Breaking News

Syair-Syair Cinta




Syair-Syair Cinta

Para sufi seringkali menggunakan metafora pengalaman batin mereka dengan sejumlah syair yang teramat indah, mengingat, syathahat atau kata-kata jadzabiyahnya sulit diuraikan dengan bahasa formal. Di bawah ini sejumlah contoh yang digunakan oleh Abul Qasim al-Qusyairi dalam menjelaskan sejumlah terminologi tasawuf melalui beberapa syair:

Waktu
Setiap hari ia lewat merengkuh tanganku

memberikan sesal dalam hatiku

kemudian, berlalu.



Seperti penghuni neraka

Jika kulit-kulitnya terpanggang

kembali pula kulit-kulit itu

untuk sbuah derita panjang



Bukanlah orang mati itu

istirahat seperti mayat

Kematian adalah

mati kehidupannya.





(Syeikh Abu Ali ad-Daqqaq)
Haibah Dan Uns

Aku datangi

Aku tak mengerti

Dari mana

Siapa

Aku

Melainkan yang dikatakan orang-orang

pada diriku, pada jenisku

Aku datangi jin dan manusia

Lalu tak kutemui siapa pun

Lantas kuatangi diriku.



Tiba-tiba bisikan halus dalam kalbuku:

Amboi, siapakah yang tahu sebab-sebab yang lebih luhur

wujudnya

toh ia bersukaria dengan kehinaan yang sesat

dan dengan manusia

Kalau engkau dari kalangan sirna yang hakiki

Pastikan engkau ghaib dari semesta, arasy dan kursy

Padahal dirimu jauh dari Haal bersama Allah

Jauh dari berdzikir

Lebih pada Jin dan Manusia.









(Abu Said al-Kharraz)
 Wujd (Ekstase)

Gelas yang dibasahi air

karena cemerlang beningnya

Lalu mutiara yang tumbuh dari bumi emas

Sementara kaum Sufi menyucikan karena kagum

pada cahaya air dalam api dari anggur yang ranum

yang diwarisi ´Aad dari negeri Iran

sebagai simpanan Kisra

Sejak nenek moyangnya.





(Abu Bakr asy-Syibly)
Jam Dan Farq

Engkau wujudkan Nyata-Mu

dalam rahasiaku

Lisanku munajat kepada-Mu

Lalu kita berkumpul bagi makna-makna

Berpisah bagi makna-makna pula

Jika Gaib-Mu adalah Keagungan dari lintas mataku

Toh Engkau buat serasi dari dalam yang mendekat padaku.




(Junaid al-Baghdady)
 Fana’ Dan Baqa’

Ada kaum yang tersesat di padang gersang

Ada pula yang tersesat di padang cintanya

Mereka sirna, kemudian sirna dalam kesirnaan, lalu sirna total

Lalu mereka kekal, dalam kekalnya kekal dari kekaraban dengan Tuhannya.

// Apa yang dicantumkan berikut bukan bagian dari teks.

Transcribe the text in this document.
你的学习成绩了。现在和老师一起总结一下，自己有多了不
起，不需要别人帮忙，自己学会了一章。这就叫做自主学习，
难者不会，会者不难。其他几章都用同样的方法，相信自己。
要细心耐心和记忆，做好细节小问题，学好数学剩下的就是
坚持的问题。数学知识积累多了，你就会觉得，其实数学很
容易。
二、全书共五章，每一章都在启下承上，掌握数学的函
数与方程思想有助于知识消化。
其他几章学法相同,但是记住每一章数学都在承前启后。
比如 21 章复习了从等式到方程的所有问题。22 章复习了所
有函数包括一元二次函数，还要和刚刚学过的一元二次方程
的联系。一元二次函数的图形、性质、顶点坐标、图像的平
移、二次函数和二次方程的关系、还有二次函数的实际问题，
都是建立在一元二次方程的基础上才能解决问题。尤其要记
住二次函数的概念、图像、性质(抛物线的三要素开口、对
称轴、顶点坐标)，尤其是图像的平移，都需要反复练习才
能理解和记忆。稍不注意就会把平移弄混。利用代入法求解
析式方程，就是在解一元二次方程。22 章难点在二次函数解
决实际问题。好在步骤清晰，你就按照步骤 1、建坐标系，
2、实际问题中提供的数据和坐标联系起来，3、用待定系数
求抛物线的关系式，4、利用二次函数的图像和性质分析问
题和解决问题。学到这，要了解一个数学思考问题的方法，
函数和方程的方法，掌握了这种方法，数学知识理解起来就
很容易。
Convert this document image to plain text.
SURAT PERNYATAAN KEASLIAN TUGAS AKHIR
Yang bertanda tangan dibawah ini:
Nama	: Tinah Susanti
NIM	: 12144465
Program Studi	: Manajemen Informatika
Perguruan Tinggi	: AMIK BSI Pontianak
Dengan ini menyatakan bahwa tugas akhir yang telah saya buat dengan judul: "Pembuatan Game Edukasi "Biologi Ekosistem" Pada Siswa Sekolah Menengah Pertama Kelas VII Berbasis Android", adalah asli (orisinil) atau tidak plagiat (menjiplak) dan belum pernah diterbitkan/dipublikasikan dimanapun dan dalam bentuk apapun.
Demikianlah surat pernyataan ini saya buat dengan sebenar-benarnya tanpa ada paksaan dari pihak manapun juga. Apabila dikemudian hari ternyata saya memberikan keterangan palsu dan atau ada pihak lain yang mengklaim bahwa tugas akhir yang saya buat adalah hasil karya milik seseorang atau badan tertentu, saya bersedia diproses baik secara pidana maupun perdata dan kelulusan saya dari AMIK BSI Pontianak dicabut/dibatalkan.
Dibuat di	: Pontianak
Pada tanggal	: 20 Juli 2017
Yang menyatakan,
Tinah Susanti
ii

(Syair yang sering dikutip para sufi).

 Sadar Dan Mabuk

Kesadaranmu dari KataKu

adalah sinambung

Dan mabukmu dari bagianKu

menyilakan teguk minuman

Tak bosan-bosan peminumnya

Tak bosan-bosan peneguknya

Menyerah pada sudut piala

yang memabukkan jiwanya.



Orang-orang mabuk kepayang memutari gelas piala

Sedang mabukku dari yang Maha Pemutar Piala

Ada dua kemabukan bagiku

dan hanya dua penyesal hanya satu

Yang diperuntuukan bagi mereka

hanya untukku.

Dua mabuk kepayang

Mabuk cinta

Mabuk abadi



Ketika siuman

Segalanya bugar kembali.

am syair lain tentang Mabuk Ilahi ini para Sufi sering mengutip syair, sbb:


Pabila pagi cerah dengan kejora citanya

itulah keserasian

Antara kemabukan dan kesukacitaan.



bawah ini masih seputar Rasa Mabuk Ilahi:

 Dzauq Dan Syurb

Gelas minuman adalah susuan kita

Kalau tak kita rasa

Tak hidup kita



Aku heran orang bicara, “Aku telah ingat Allah”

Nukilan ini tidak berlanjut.